3. Transformasi Geometri

Rangkuman Bab 3 membahas tentang perubahan posisi, ukuran, dan orientasi suatu objek di bidang Kartesius, serta konsep “kembar identik” (kekongruenan).

3.1. Translasi (Pergeseran)

Translasi adalah pergeseran setiap titik pada bidang dengan jarak dan arah yang tetap.

Rumus Translasi

Jika titik \( A(x, y) \) ditranslasikan oleh \( T(a, b) \), maka bayangannya adalah:

\( A'(x + a, y + b) \)


3.2. Refleksi (Pencerminan)

Refleksi adalah transformasi yang memindahkan setiap titik dengan menggunakan sifat bayangan cermin.

Rumus Pencerminan

  • Terhadap sumbu \( x \): \( A(x, y) \rightarrow A'(x, -y) \)
  • Terhadap sumbu \( y \): \( A(x, y) \rightarrow A'(-x, y) \)
  • Terhadap garis \( y = x \): \( A(x, y) \rightarrow A'(y, x) \)
  • Terhadap garis \( y = -x \): \( A(x, y) \rightarrow A'(-y, -x) \)
  • Terhadap titik asal \( O(0,0) \): \( A(x, y) \rightarrow A'(-x, -y) \)

3.3. Rotasi (Perputaran)

Rotasi adalah transformasi yang memutar setiap titik sejauh sudut tertentu terhadap titik pusat.

Rotasi Pusat \( O(0,0) \)

  • Sejauh \( 90^\circ \) (berlawanan arah jarum jam): \( A(x, y) \rightarrow A'(-y, x) \)
  • Sejauh \( 180^\circ \): \( A(x, y) \rightarrow A'(-x, -y) \)
  • Sejauh \( 270^\circ \): \( A(x, y) \rightarrow A'(y, -x) \)

3.4. Kekongruenan

Dua bangun dikatakan kongruen jika memiliki bentuk dan ukuran yang sama persis.

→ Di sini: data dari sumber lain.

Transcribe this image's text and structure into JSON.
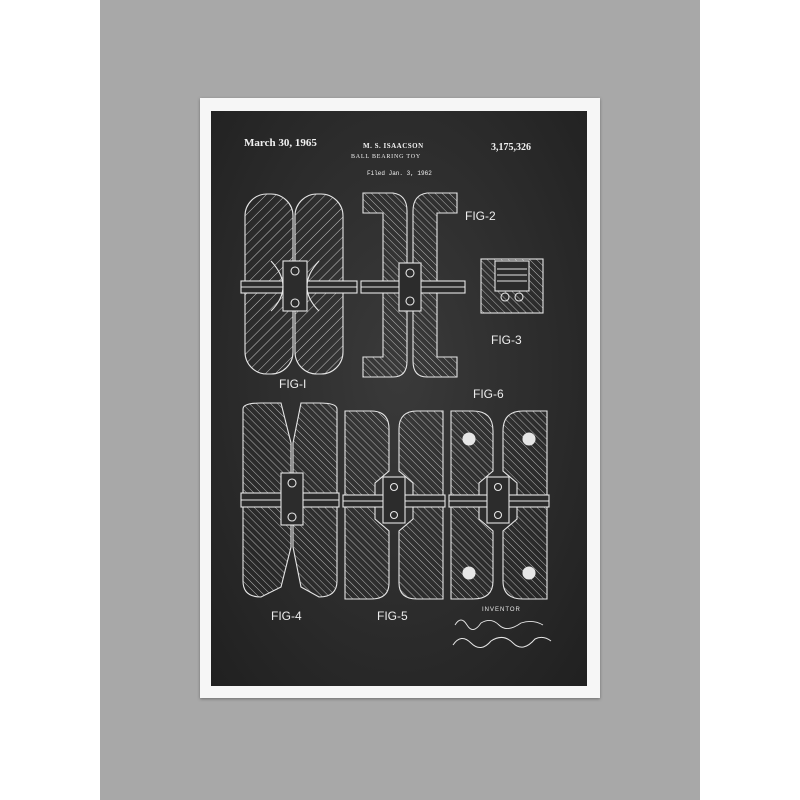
{
  "header": {
    "date": "March 30, 1965",
    "inventor": "M. S. ISAACSON",
    "title": "BALL BEARING TOY",
    "filed": "Filed Jan. 3, 1962",
    "patent_number": "3,175,326"
  },
  "figures": {
    "fig1": "FIG-I",
    "fig2": "FIG-2",
    "fig3": "FIG-3",
    "fig4": "FIG-4",
    "fig5": "FIG-5",
    "fig6": "FIG-6"
  },
  "signature_block": {
    "label": "INVENTOR"
  },
  "colors": {
    "wall": "#a8a8a8",
    "frame": "#f6f6f6",
    "chalkboard": "#2c2c2c",
    "line": "#e6e6e6"
  }
}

Syarat Kekongruenan Segitiga

  • Sisi – Sisi – Sisi (S – S – S)
  • Sisi – Sudut – Sisi (S – Sd – S)
  • Sudut – Sisi – Sudut (Sd – S – Sd)

3.5. Dilatasi

Dilatasi adalah transformasi yang mengubah ukuran suatu bangun (memperbesar atau memperkecil) tetapi tidak mengubah bentuknya.

Rumus Dilatasi

Jika titik \( A(x, y) \) didilatasi dengan pusat \( O(0,0) \) dan faktor skala \( k \):

\( A'(kx, ky) \)


3.6. Komposisi Transformasi

Komposisi transformasi adalah gabungan dari dua atau lebih transformasi yang dilakukan secara berurutan.

Contoh: Sebuah titik ditranslasikan, kemudian dilanjutkan dengan refleksi terhadap sumbu \( x \).